The expansion of the wings is 12 mm. The general colour is silvery white on the forewings and head; pale grey on the thorax; with patagia whitish; pale-ochreous white on the abdomen and silvery-grey on the hind wings, with strong metallic reflections. The forewings are clouded with scattered grey scales along the costa from the base to about three-quarters; there is an apical cloudy-grey patch and a similar sub-apical patch on the tornus; basal streak marked by a line of yellowish-orange terminated by two or three very dark-brown scales. Cilia of the forewings pale-brown, of the hind wings silvery-grey. The costa of the forewings is gently arched, the dorsum almost straight, the apex rounded and acute. Antennae dark-brown banded with white; palpi brown shaded with white. Head and thorax heavily scaled. Legs greyish-white.

==Distribution==
This species is endemic to New Zealand. It is only found on the Three Kings Islands.

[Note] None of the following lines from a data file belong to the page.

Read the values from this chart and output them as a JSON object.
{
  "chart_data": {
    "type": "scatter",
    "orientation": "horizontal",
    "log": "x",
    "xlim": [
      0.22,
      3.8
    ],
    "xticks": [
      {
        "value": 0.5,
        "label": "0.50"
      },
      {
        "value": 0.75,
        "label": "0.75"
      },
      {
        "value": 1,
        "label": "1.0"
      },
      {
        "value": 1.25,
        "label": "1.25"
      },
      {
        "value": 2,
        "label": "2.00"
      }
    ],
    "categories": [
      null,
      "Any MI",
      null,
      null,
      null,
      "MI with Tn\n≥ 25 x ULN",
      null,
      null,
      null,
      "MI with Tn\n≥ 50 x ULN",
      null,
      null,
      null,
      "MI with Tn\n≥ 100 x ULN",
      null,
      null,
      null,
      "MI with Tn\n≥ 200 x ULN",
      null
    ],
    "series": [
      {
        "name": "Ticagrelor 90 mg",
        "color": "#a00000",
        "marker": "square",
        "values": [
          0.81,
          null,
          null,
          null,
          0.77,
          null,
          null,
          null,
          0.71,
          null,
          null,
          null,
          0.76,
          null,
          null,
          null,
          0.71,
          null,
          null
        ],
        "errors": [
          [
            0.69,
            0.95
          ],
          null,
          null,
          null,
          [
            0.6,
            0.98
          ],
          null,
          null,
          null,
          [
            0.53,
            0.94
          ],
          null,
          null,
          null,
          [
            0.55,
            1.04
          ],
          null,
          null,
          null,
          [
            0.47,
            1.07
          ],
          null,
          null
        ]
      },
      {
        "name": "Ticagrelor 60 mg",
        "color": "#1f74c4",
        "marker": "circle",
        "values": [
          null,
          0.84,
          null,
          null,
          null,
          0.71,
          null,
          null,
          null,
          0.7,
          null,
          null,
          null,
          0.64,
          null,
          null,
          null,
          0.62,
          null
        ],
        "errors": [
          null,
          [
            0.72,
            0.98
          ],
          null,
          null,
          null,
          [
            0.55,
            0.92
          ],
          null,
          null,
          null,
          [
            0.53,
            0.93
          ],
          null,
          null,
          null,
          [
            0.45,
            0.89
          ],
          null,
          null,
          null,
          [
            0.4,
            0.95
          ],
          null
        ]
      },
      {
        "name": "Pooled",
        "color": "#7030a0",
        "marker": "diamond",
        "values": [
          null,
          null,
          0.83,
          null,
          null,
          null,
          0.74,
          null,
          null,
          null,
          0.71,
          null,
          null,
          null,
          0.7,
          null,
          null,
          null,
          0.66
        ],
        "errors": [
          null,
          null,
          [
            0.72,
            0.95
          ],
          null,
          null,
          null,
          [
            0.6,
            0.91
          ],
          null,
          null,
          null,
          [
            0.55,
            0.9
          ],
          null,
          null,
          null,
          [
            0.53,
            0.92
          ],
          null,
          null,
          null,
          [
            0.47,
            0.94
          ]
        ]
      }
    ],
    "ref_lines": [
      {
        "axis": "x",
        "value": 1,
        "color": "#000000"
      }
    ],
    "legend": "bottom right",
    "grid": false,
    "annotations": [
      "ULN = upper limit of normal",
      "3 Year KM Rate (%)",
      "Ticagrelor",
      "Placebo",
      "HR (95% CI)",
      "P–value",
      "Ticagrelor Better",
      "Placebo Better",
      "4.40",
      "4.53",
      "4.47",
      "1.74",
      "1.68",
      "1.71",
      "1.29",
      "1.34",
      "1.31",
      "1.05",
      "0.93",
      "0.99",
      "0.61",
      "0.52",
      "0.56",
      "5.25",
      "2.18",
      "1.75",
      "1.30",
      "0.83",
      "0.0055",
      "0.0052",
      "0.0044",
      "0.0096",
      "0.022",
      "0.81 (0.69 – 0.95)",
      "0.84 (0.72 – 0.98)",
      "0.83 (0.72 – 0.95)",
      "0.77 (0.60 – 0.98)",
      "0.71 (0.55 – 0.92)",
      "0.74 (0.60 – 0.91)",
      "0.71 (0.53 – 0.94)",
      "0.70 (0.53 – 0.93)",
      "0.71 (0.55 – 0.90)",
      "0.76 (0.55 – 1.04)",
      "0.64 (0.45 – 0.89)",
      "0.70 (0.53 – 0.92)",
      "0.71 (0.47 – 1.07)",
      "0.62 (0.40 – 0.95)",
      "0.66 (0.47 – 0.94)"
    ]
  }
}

== Biology and behaviour ==
Much of the biology of this species is unknown. This species is attracted to light. Adults of this species are on the wing in April.

== Host species and habitat ==
The holotype specimen was collected on a "tea tree".

== Conservation status ==
This species has been classified as having the "At Risk, Naturally Uncommon" conservation status under the New Zealand Threat Classification System.